Hi folks, just got back to using UltraEdit again (Version 18) and was wondering if there was a way to set it up so that I can double-click an include file and have it open in a new tab. I see that if I do a 'Find In Files' and double-click 1 of those entrys in the output window then it opens for me and would like to do this in the main code of my programs.
UltraEdit executes Edit - Select Word if you double click on a string. A word is defined as a string consisting of [0-9A-Za-z_] and local letters like German äöüÄÖÜß in my case. If you double click on a string while holding CTRL key, a larger string can be selected according to configuration settings at Advanced - Configuration - Editor - Delimiters.
But you don't need to select the name of an include file. You can simply execute a right click and left click in context menu on first item showing the name of the file under cursor if UltraEdit is able to detect the string under cursor as file name and can find the file. This feature has the name Open File Under Cursor and it can be executed also with a hotkey instead of using mouse. The Key Mapping configuration dialog contains the command FileOpenFileUnderCursor to which you can assign a hotkey or chord you like. I use Alt+O.

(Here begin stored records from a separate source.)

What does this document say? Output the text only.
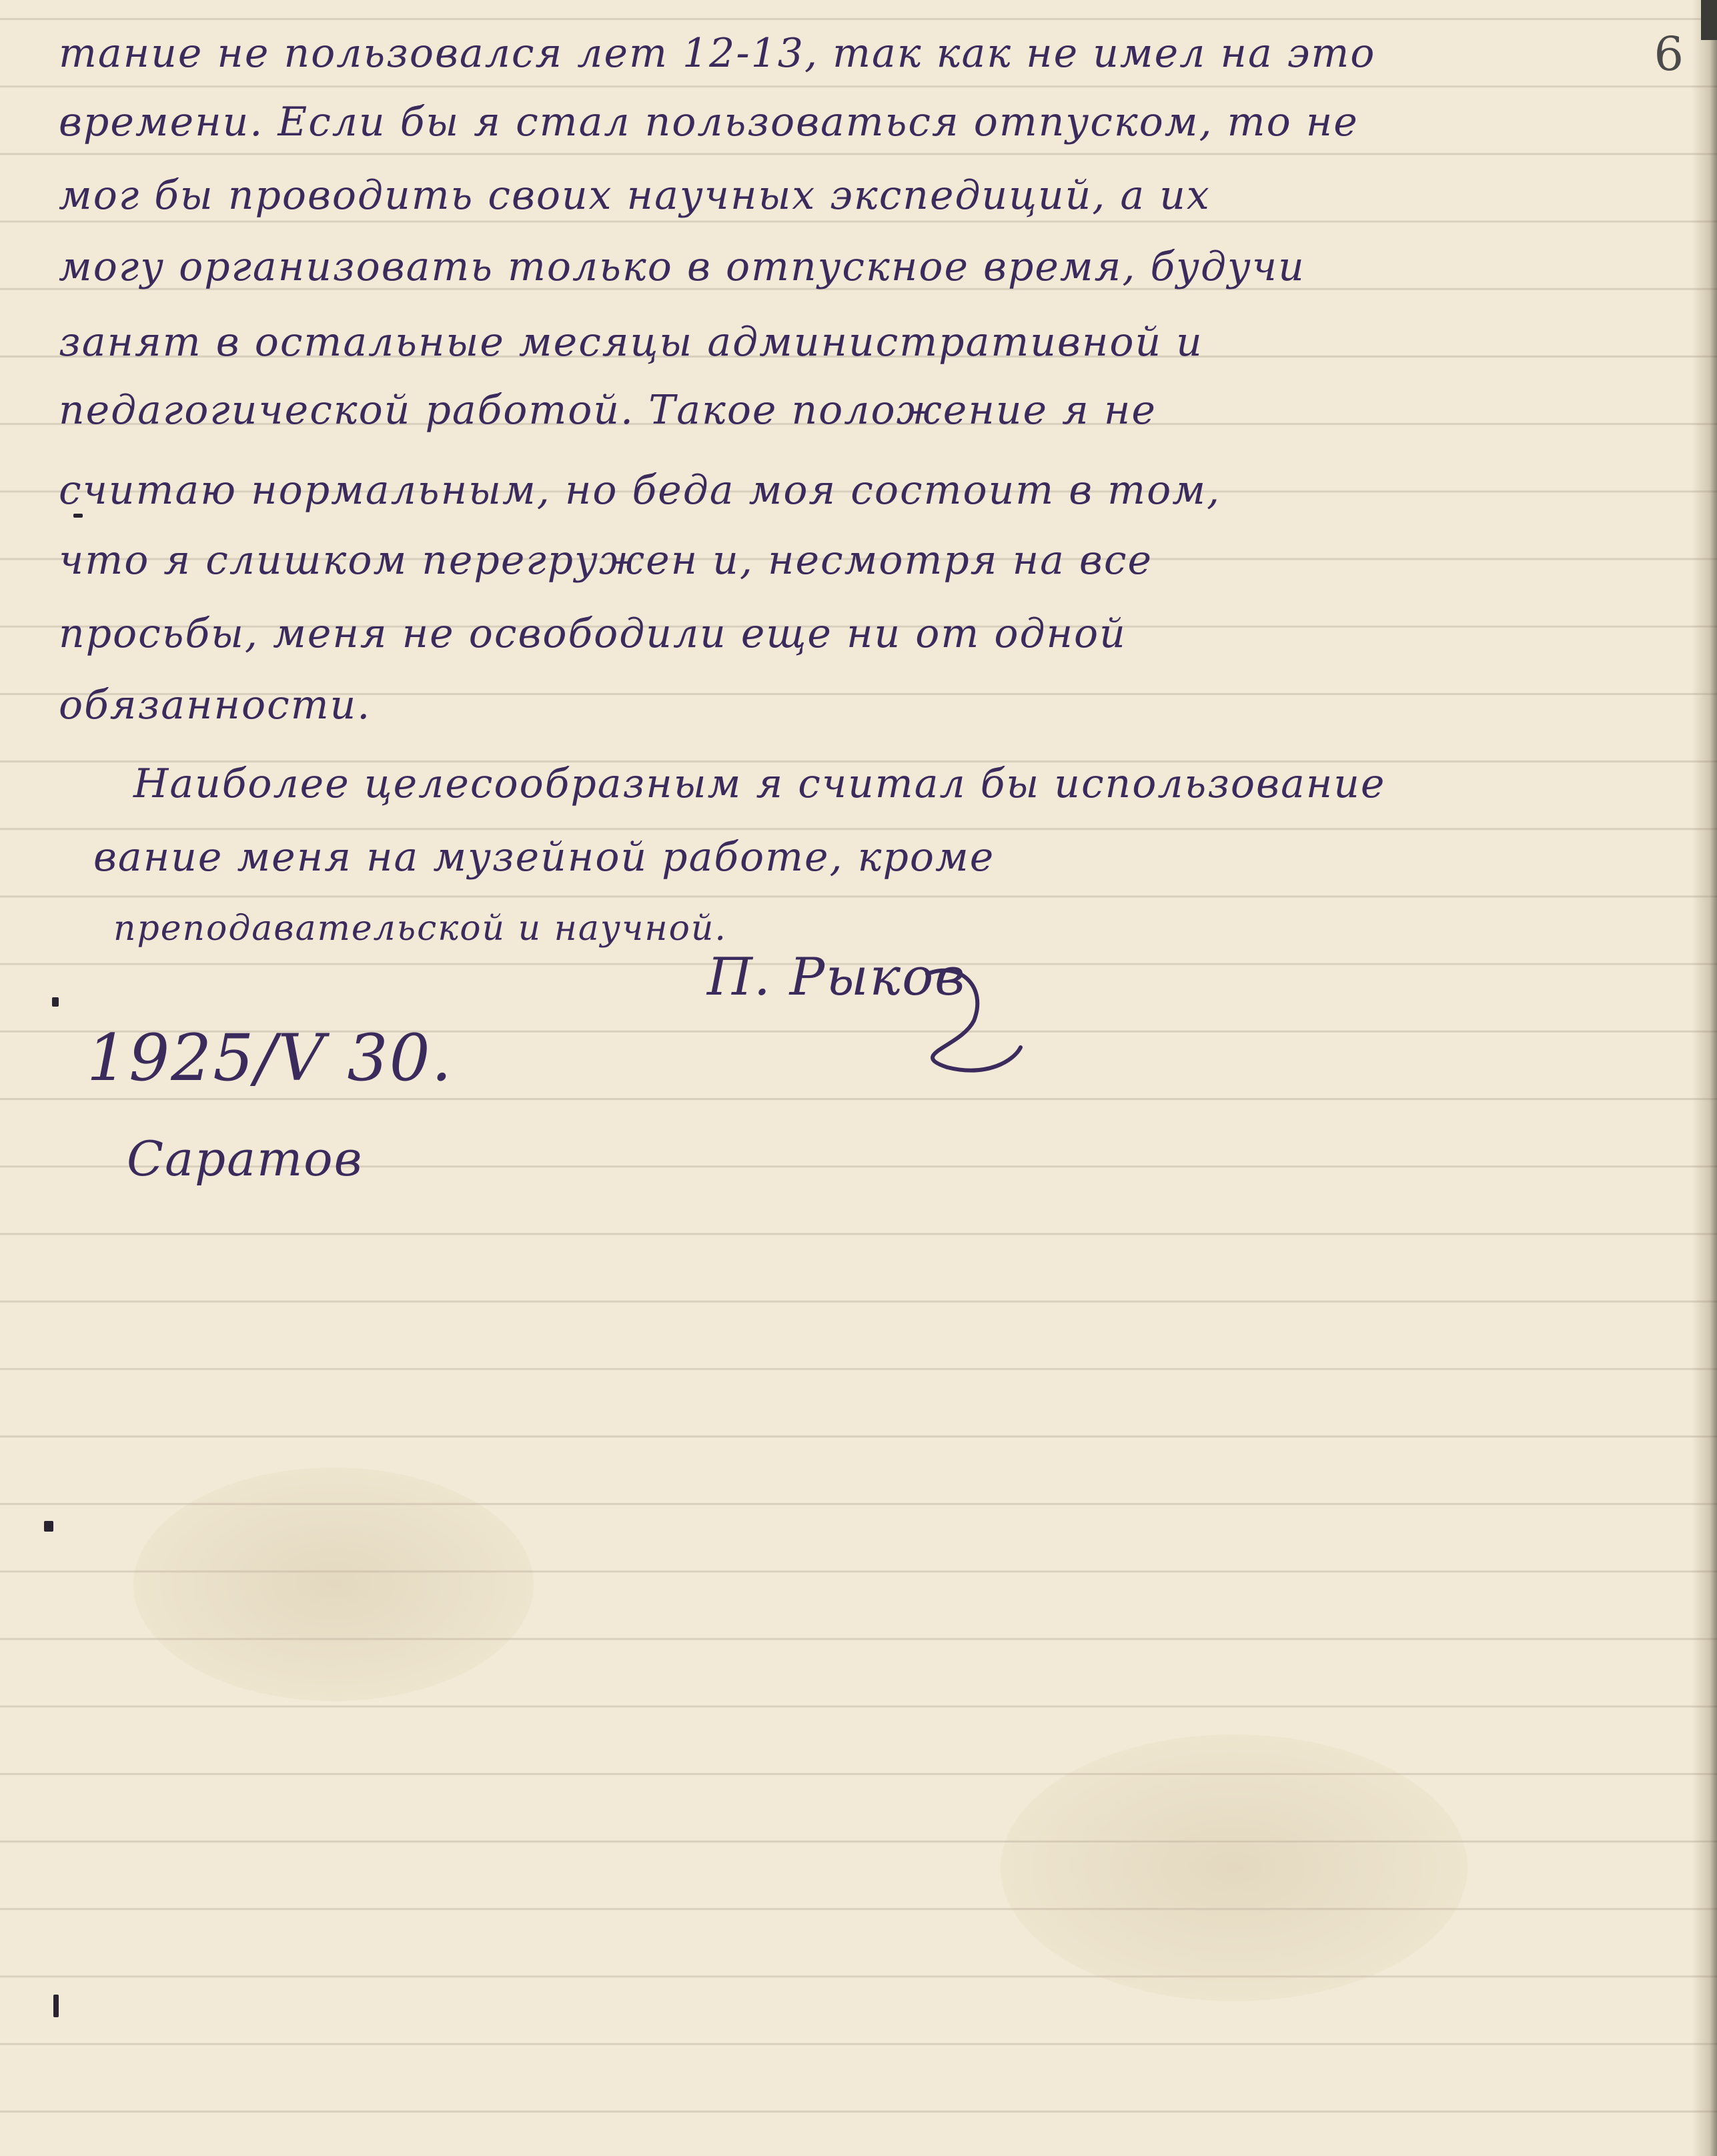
6
тание не пользовался лет 12-13, так как не имел на это
времени. Если бы я стал пользоваться отпуском, то не
мог бы проводить своих научных экспедиций, а их
могу организовать только в отпускное время, будучи
занят в остальные месяцы административной и
педагогической работой. Такое положение я не
считаю нормальным, но беда моя состоит в том,
что я слишком перегружен и, несмотря на все
просьбы, меня не освободили еще ни от одной
обязанности.
Наиболее целесообразным я считал бы использование
вание меня на музейной работе, кроме
преподавательской и научной.
П. Рыков
1925/V 30.
Саратов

For more details on this feature see How to open a selected file name or file name under cursor via right click?
Please note the difference of files included with #include "file" and files included with #include <file>.

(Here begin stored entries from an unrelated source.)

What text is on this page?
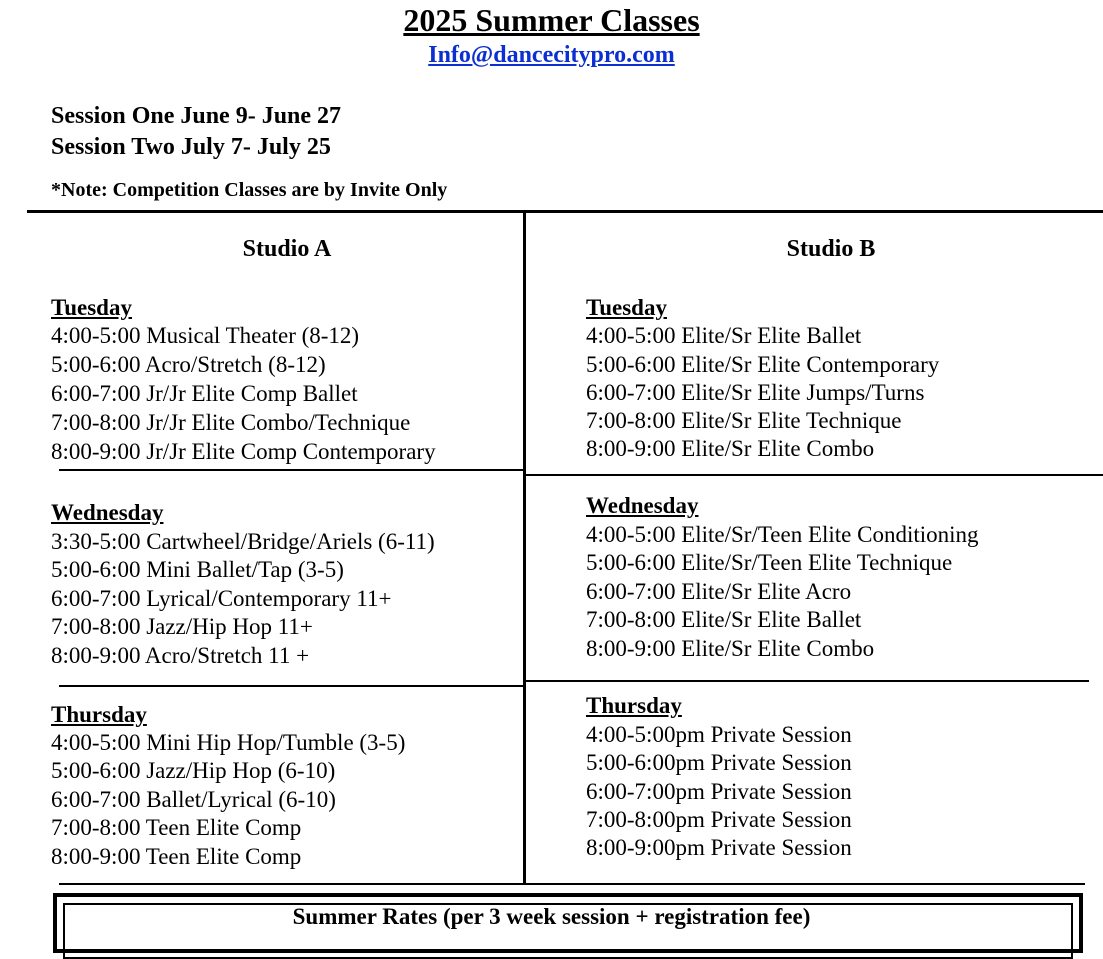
2025 Summer Classes
Info@dancecitypro.com
Session One June 9- June 27
Session Two July 7- July 25
*Note: Competition Classes are by Invite Only
Studio A	Studio B
Tuesday
4:00-5:00 Musical Theater (8-12)
5:00-6:00 Acro/Stretch (8-12)
6:00-7:00 Jr/Jr Elite Comp Ballet
7:00-8:00 Jr/Jr Elite Combo/Technique
8:00-9:00 Jr/Jr Elite Comp Contemporary
Wednesday
3:30-5:00 Cartwheel/Bridge/Ariels (6-11)
5:00-6:00 Mini Ballet/Tap (3-5)
6:00-7:00 Lyrical/Contemporary 11+
7:00-8:00 Jazz/Hip Hop 11+
8:00-9:00 Acro/Stretch 11 +
Thursday
4:00-5:00 Mini Hip Hop/Tumble (3-5)
5:00-6:00 Jazz/Hip Hop (6-10)
6:00-7:00 Ballet/Lyrical (6-10)
7:00-8:00 Teen Elite Comp
8:00-9:00 Teen Elite Comp
Tuesday
4:00-5:00 Elite/Sr Elite Ballet
5:00-6:00 Elite/Sr Elite Contemporary
6:00-7:00 Elite/Sr Elite Jumps/Turns
7:00-8:00 Elite/Sr Elite Technique
8:00-9:00 Elite/Sr Elite Combo
Wednesday
4:00-5:00 Elite/Sr/Teen Elite Conditioning
5:00-6:00 Elite/Sr/Teen Elite Technique
6:00-7:00 Elite/Sr Elite Acro
7:00-8:00 Elite/Sr Elite Ballet
8:00-9:00 Elite/Sr Elite Combo
Thursday
4:00-5:00pm Private Session
5:00-6:00pm Private Session
6:00-7:00pm Private Session
7:00-8:00pm Private Session
8:00-9:00pm Private Session
Summer Rates (per 3 week session + registration fee)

Files included with double quotes must be specified with a path relative to active file (or very uncommon with full path) and therefore UltraEdit has usually no problem to find and open them.
Files included with <...> are located in one of the common library paths. UltraEdit as a general text editor does not know these common library paths as they are defined in the makefile of the project. Therefore UltraEdit cannot find and open those include files.

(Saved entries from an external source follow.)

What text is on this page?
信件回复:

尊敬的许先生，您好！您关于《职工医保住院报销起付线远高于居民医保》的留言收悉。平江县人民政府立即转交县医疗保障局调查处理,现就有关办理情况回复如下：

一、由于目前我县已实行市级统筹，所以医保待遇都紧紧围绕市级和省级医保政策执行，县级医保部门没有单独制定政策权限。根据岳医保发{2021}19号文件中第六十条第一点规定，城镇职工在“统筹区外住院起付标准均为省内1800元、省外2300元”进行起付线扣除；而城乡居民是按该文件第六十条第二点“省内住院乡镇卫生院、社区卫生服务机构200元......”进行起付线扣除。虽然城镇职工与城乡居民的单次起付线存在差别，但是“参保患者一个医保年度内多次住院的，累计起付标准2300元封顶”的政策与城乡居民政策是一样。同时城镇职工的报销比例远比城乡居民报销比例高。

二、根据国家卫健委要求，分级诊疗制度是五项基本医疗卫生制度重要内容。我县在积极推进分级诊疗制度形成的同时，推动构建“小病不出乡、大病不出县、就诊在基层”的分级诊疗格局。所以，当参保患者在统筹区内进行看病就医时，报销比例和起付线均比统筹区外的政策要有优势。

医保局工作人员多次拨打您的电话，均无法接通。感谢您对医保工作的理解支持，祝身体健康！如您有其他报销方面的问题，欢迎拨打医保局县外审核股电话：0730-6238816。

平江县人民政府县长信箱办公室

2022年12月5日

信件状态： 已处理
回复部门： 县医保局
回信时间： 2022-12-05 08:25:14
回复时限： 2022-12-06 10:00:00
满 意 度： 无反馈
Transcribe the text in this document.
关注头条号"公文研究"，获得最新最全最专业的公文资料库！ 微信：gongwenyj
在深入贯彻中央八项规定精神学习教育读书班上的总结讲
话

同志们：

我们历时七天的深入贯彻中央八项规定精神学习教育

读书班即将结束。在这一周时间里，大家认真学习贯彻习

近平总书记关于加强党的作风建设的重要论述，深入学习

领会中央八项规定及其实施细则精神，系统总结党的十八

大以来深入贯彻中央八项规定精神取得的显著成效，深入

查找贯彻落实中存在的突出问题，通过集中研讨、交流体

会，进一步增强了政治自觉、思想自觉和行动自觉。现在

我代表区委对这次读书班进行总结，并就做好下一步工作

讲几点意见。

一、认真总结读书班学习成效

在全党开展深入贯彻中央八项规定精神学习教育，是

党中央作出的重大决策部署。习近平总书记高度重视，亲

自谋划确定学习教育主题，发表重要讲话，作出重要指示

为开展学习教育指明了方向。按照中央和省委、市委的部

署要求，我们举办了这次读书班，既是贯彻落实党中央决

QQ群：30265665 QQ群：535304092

When using UEStudio and setting up a configuration for a project for a specific compiler, the library paths must be usually also configured so that UEStudio can include them in automatically created makefile for compile/build/rebuild. As UEStudio knows the library paths, the symbol parser of UEStudio finds also files included with <...> and adds their symbols to the symbol database. Therefore it is very easy to jump to the definition of a symbol in such include files too using toolbar command Find symbol definition in project tools.